I'm aware that this is part of a tradition and has its own history, one that I happily subscribe to. This tradition might include the Independant Group and The Smithsons of But Today We Collect Ads, Dan Graham's Homes of America, The Venturis (inevitably), Robin Evans' subtle deconstructions of architectural history and Bernard Tschumi's seminal reinvestigation of early, alternative strands of modernism.
Esteemed company I realise, and of course the reality falls short of the ambition, but I have as a side effect discovered more good writing and inspiring work on the internet than I ever imagined. In his essay Books v cigarettes, George Orwell argued that reading was a cheaper pleasure than smoking. Blogs cost nothing, allowing you to circumvent the entire publishing business, should you so wish. In this lies the freedom to re-write the script. Not to subvert the mainstream, but to shift it over there somewhere.
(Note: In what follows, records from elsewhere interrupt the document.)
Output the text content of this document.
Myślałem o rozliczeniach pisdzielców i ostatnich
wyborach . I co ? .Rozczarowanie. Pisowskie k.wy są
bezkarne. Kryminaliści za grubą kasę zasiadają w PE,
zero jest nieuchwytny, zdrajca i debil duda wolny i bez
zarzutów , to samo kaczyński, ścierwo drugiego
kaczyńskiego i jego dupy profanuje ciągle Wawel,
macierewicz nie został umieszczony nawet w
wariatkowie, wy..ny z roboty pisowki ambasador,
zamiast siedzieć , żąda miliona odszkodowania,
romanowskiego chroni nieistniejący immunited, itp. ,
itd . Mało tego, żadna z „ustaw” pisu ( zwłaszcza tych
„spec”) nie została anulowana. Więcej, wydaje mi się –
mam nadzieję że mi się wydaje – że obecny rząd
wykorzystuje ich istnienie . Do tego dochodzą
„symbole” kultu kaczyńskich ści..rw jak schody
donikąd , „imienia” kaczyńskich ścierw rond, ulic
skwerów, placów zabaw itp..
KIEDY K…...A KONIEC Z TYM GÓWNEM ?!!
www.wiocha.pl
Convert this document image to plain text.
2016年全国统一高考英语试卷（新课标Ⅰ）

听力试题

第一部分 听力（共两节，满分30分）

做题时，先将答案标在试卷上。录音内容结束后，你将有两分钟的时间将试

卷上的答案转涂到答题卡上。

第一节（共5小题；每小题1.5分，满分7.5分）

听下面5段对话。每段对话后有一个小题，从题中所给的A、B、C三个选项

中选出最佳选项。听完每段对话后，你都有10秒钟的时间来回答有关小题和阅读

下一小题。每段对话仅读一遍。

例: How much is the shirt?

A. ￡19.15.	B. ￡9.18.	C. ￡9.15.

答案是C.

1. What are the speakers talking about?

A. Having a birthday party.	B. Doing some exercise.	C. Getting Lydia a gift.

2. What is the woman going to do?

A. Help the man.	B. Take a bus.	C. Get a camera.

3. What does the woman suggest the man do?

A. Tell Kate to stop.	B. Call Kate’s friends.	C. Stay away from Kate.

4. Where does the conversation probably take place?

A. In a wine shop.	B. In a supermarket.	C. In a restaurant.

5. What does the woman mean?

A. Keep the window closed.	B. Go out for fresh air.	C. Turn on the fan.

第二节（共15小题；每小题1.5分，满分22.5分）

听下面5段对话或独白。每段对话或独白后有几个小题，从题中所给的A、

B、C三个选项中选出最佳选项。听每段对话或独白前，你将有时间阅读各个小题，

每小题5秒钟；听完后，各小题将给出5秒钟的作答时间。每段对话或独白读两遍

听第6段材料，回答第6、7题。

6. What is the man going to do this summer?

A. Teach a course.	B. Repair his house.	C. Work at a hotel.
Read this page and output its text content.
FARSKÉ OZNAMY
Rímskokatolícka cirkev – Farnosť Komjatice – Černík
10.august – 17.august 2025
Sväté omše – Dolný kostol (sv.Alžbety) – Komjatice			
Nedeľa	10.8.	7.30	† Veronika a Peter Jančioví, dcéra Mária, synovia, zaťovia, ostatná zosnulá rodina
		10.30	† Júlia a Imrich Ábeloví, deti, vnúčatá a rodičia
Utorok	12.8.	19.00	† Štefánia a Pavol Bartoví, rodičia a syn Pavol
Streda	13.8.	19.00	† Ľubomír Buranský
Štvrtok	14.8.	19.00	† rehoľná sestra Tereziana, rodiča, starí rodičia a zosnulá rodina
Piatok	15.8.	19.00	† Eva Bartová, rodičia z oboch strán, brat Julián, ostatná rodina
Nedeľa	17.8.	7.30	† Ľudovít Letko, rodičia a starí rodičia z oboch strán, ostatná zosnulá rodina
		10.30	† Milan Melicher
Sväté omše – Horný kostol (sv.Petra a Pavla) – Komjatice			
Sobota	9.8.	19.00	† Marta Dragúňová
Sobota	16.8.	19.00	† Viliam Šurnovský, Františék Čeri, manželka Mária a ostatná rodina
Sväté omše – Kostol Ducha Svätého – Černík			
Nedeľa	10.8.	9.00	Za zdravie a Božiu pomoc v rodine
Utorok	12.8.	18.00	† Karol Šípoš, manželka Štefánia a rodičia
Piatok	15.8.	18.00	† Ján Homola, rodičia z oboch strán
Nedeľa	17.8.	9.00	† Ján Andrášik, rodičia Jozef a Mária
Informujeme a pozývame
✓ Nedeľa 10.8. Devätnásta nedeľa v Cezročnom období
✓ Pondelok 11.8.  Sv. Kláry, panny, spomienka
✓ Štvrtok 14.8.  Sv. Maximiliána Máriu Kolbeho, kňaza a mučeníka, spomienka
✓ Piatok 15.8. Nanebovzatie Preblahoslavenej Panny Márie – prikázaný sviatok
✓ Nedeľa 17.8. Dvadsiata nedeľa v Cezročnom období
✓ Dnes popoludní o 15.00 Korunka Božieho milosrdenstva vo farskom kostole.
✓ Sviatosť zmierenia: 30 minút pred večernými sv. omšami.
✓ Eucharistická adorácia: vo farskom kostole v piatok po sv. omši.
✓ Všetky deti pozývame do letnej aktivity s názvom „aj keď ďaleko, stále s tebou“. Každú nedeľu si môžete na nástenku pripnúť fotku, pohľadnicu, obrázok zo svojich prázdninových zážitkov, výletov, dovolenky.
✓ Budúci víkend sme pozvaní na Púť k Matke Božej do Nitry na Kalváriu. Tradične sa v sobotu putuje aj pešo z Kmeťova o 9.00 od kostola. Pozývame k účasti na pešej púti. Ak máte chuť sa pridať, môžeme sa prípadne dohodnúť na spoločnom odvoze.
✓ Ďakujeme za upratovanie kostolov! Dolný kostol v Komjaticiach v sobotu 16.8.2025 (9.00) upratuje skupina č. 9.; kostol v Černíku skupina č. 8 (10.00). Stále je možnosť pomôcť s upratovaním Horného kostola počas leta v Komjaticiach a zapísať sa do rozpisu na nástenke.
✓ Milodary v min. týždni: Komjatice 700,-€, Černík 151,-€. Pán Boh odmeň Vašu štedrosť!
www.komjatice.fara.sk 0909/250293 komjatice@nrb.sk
Blogging is interesting because it allows you to temporarily re-cast the familiar categories and hierarchies of architecture. Suddenly the lines of demarcation are up for grabs. Free of the dreadful need to appear reasonable and sane, it allows you to speculate for a moment that architecture isn't that at all, it's this!
* And Vicky Richardson has a point about the dreadful apolitical response of architects to the Prince of Wales.